At 27, he set out on foot as a pilgrim, initially to China, where he visited a number of holy sites, and then continued on, by truck, to Lhasa. For the next several years he studied in Tibet at the Bon monasteries of Menri, Khana, and Yungdrung Ling, where he became known as Sangye Tenzin Jongdong. He also lived for a time at Drepung Monastery in Lhasa.
In 1959, he fled Lhasa for Nepal and met the Abbot of Yungdrung Ling in the province of Dolpo, where the renowned teacher was living in exile. It was also in Dolpo, at Samling Monastery, that he first encountered Tibetan scholar Professor David Snellgrove of the University of London. In Dolpo, spurred by the urgent need to preserve Bon religion and culture, Sangye Tenzin collected many important Bon texts in both printed and woodblock form, which he subsequently took to India, once again using mules as the most available and reliable means of transport.
In 1961, together with Samten Karmay and several other Bon monks, Sangye Tenzin made his way to New Delhi.
There, with the encouragement and support of Tibetan specialist E. Gene Smith (then the South Asian representative of the Library of Congress in Washington, D.C.) he continued his lifelong commitment to copy, print, and preserve invaluable sacred Bon texts and literature.
In 1962, with a grant from the Rockefeller Foundation in New York, Sangye Tenzin Jongdong, Samten Karmay, and Tenzin Namdak taught Tibetan culture as assistants to Professor Snellgrove at the School of Oriental and African studies at the University of London where they also studied Western history and culture.
While in England and during his travels in Europe, Sangye Tenzin stayed at a number of Christian monasteries. In 1964, he attended a private audience with Pope Paul VI in Rome. Later that year, at the request of His Holiness the Dalai Lama, he, along with other volunteer teachers, opened a high school in Mussoorie in northern India for Tibetan refugee boys who had completed 8th grade.
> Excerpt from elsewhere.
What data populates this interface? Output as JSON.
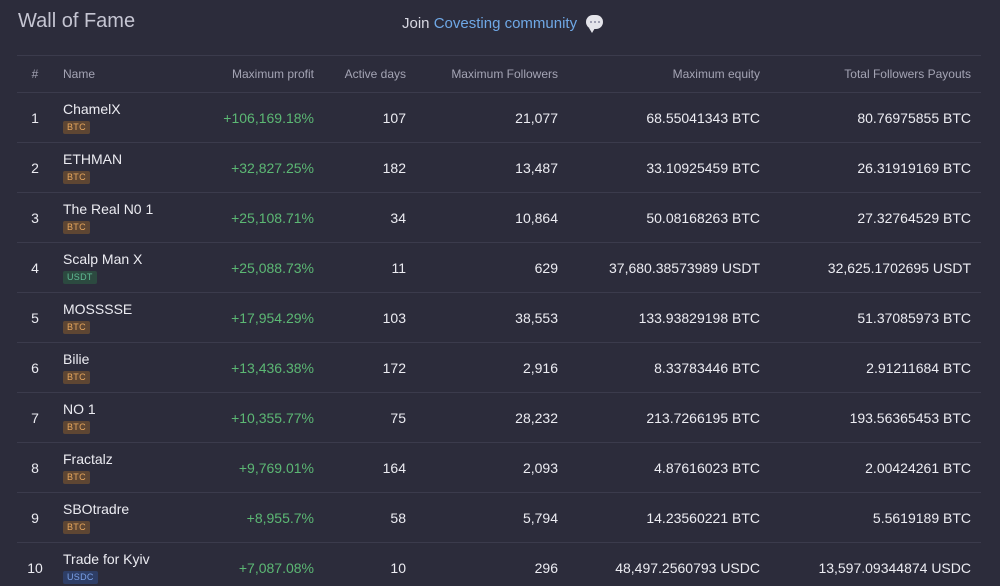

In the mid-1960s, a permanent camp for Tibetan Bonpos was established at Dolanji, in India’s Himachal Pradesh, on land chosen by Lopon Tenzin Namdak and purchased by the Catholic Relief Services in New Delhi.
In 1966, at the invitation of Tibetan scholar Per Kvaerne, Sangye Tenzin Jongdong was living in Norway and teaching Tibetan history and religion at the University of Oslo. It was then that he learned that he had been selected to succeed the 32nd Abbot Menri as spiritual leader of the Bon religion.
In 1969, after extensive preparatory initiations, he assumed his duties as the 33rd Abbot of Menri and accepted the responsibility of leading the effort to reestablish at Dolanji the original Menri Monastery that has been founded in 1405 in the Tibetan province of Tsang and destroyed during Chinese Cultural Revolution in the 1960s.
Since then, with insight, skill, and tireless commitment and with the onerous assistance of many friends and supporters, Kyabje Gyalwa Menri Trizin has focused his time and attention on creating in Dolanji a vibrantly authentic Bon monastery and a living center of Bon culture and tradition.